Trouble In Paradise

When TransLink’s mouthpiece, the Hive prints negative stories about SkyTrain tells me that things are very bad.

When your best friends are giving you the ‘raspberry’, maybe it’s time to do things differently.

“Terrible lately”: Vancouver transit riders react to disruption frequency

Amir Ali|Apr 12 2024

Daily Hive

Some Vancouver transit riders are alleging an increase in disruptions to TransLink service.

Over the past couple of months, we’ve seen a few periods of frequent incidents, whether police or medical, impacting thousands and bringing service to a halt.

In February, Daily Hive Urbanized reported at least eight incidents on SkyTrain over three weeks, resulting in disruptive shutdowns.

Many shared their concerns and frustration in a Reddit thread on Thursday in response to another disruption limiting service between Braid and Lougheed. We’ve also received comment from TransLink about the concerns, which come just months before transit fares will be increased, impacting all fare zones.

There are a lot of folks who are traveling from the Lougheed area who are impacted by some service changes.

“The whole Expo Line service reduction for the new rail yard near Braid has been brutal. I feel like there must have been a better way to branch a track without a two-year-long service disruption,” one user said via the Reddit thread.

Another user said, “SkyTrain’s been terrible lately.”

Some have elected to switch to using rideshare services.

“I’m literally in an Uber right now ’cause I ain’t dealing with that s**t.”

Drivers or people using other means to commute offer their condolences to Metro Vancouver transit riders.

“I feel for anyone that has to rely on SkyTrain to get to work. Absolutely ridiculous the number of outages that have been happening lately, I seem to get an alert every day, sometimes multiple a day.”

Some sound more forgiving, comparing SkyTrain service to other transit systems in North America.

Comments

3 Responses to “Trouble In Paradise”
  1. Professor+Kay says:

    This is what you get with P3 arrangements. Is the operator of the Expo Line a private engineering firm which built the Expo Line and one of the P3 financiers?
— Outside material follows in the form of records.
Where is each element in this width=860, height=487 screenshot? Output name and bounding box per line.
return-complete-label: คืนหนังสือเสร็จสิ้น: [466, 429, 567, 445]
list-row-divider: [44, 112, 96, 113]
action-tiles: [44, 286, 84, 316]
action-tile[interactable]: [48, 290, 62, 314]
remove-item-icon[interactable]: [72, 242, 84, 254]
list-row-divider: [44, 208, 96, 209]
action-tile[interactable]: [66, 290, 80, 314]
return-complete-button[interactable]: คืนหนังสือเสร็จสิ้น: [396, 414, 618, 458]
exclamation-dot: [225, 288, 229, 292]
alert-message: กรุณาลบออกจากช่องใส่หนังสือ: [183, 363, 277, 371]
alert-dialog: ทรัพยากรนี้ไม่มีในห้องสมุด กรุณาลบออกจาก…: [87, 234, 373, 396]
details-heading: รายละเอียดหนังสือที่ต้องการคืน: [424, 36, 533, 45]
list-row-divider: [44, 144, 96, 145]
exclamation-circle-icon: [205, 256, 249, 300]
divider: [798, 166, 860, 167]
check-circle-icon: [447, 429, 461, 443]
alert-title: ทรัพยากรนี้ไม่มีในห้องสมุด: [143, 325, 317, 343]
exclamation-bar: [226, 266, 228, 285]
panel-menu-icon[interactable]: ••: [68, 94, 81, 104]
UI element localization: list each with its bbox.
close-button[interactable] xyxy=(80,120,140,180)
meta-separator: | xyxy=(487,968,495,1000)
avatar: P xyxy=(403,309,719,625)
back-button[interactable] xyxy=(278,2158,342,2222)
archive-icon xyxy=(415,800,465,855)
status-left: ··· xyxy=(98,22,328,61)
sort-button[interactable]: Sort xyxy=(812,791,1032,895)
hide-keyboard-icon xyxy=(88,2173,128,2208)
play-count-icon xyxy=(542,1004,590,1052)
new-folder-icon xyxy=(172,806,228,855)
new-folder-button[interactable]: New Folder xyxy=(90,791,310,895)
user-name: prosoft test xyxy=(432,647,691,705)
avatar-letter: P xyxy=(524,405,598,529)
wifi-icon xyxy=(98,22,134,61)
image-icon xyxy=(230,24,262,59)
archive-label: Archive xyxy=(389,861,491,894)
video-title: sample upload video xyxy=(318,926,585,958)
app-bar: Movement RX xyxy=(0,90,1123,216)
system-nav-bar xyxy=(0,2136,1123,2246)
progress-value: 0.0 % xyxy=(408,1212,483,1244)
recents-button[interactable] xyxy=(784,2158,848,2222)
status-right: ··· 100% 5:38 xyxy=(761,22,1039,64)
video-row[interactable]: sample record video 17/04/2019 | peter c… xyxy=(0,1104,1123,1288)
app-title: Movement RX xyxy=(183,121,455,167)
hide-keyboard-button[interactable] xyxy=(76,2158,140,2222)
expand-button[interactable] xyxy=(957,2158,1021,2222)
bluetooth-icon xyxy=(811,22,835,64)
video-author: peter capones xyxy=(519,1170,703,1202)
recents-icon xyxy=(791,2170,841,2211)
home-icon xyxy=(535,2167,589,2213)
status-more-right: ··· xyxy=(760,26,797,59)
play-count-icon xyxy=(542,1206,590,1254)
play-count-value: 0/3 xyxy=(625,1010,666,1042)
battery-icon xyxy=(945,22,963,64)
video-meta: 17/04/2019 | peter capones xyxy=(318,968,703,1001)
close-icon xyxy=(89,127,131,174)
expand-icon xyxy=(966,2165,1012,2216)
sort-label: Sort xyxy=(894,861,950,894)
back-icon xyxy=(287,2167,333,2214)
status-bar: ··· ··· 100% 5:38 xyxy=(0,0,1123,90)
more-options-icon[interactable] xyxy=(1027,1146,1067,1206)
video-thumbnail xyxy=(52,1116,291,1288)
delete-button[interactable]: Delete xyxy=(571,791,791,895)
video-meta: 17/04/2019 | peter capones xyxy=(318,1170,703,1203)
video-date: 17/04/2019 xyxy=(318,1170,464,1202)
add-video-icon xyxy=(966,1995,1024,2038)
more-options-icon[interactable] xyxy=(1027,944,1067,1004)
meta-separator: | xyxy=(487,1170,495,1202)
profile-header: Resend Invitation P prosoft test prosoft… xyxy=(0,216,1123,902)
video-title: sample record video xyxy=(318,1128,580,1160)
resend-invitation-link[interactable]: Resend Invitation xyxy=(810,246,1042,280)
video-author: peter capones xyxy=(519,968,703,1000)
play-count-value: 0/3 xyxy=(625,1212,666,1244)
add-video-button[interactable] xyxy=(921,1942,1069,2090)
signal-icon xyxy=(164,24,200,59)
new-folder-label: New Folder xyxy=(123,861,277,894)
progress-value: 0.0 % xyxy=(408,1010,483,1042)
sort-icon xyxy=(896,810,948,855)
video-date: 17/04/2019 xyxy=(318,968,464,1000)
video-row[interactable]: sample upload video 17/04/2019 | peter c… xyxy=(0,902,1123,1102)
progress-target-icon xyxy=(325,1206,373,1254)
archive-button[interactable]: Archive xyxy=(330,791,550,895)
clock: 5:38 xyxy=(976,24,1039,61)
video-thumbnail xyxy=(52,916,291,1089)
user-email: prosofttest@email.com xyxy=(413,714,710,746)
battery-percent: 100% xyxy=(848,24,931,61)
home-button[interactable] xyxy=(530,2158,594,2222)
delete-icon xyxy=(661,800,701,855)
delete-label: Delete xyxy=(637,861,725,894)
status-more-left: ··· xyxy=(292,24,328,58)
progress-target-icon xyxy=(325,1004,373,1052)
If so, indications are that the operator ran the Expo Line into the ground to avoid costly maintenance and earn extra profits.

    Regional transit is a scam and caters to the very small number of commuters who travel extreme distances. This enriches politicians who spend on regional transit for cronies or for companies that they have an interest in. Get out of the mega-billion regional transit nonsense and into the low cost streetcar transit serving the majority of commuters making short distances. Whoever engineered (using the term loosely) regional transit did Vancouver a gross disservice and must to be investigated.

  2. Haveacow says:

    The problem is, how short a distance do you want to serve? In Vancouver the average distance traveled by Translink passengers (mean not median) is over 8.8 km or almost 5.5 miles (for non metric inclined). Going that distance on slow local transit is a recipe for losing a lot of passengers. My point is @Professor+Kay, even with “relatively cheap” surface LRT or BRT, cheap anyway compared to Skytrain lines to outer suburbs, something the Skytrain really wasn’t designed to do. With surface LRT or BRT you still have to spend a billion or so to get a good network effect to even start to occur. That network effect is what really builds up ridership with surface rapid transit systems. It’s never going to be cheap.

    My main beef, with Translink is that its Skytrain or nothing. The high cost of building and the ever growing operating cost of the technology itself has proven outer areas of Vancouver need another form of rapid transit. EMU’S or DMU’S running on mainline railways can easily replicate LRT or Skytrain like service, using vehicles that are actually designed to handle that distance traveled. Whereas the Skytrain technology simply doesn’t do longer or even semi-regional distances well at all, trips like Langley to anywhere in the central part of the region, not just downtown are beyond what the technology was designed to do. Add in that, right now, every penny should be spent on upgrading the existing Skytrain lines (they are ageing rapidly and recent maintenance issues prove that) not building suicidally expensive Skytrain extensions handling low passenger levels that could easily and more importantly, be cheaply handled by other rapid transit options.

  3. David Gibson says:

    The cost of putting SkyTrain in a tunnel (last estimate) along Broadway is $500M per kilometre. That’s HALF A BILLION DOLLARS.

    The cost of TWO kilometres alone would fund the restoration of some strategic former streetcar lines, and some new bits to fill gaps where SkyTrain will never be built. Surrey in particular would benefit from surface rail LRT / Streetcars, with its rapidly growing population and problematic distances between many small common communities. Surrey City engineers have a sensible plan for this on the books, but it was derailed by Mayor Doug McCallum’s self-serving decision to build yet more SkyTrain as his own vanity project.

    If the day ever comes when Mayor Locke stops obsessing about policing, she would be doing her restive constituents a great favour by moving the local LRT project rapidly along.

    Zwei replies: I find it interesting that a transit mode designed to mitigate the high cost of subway construction is being built as a subway!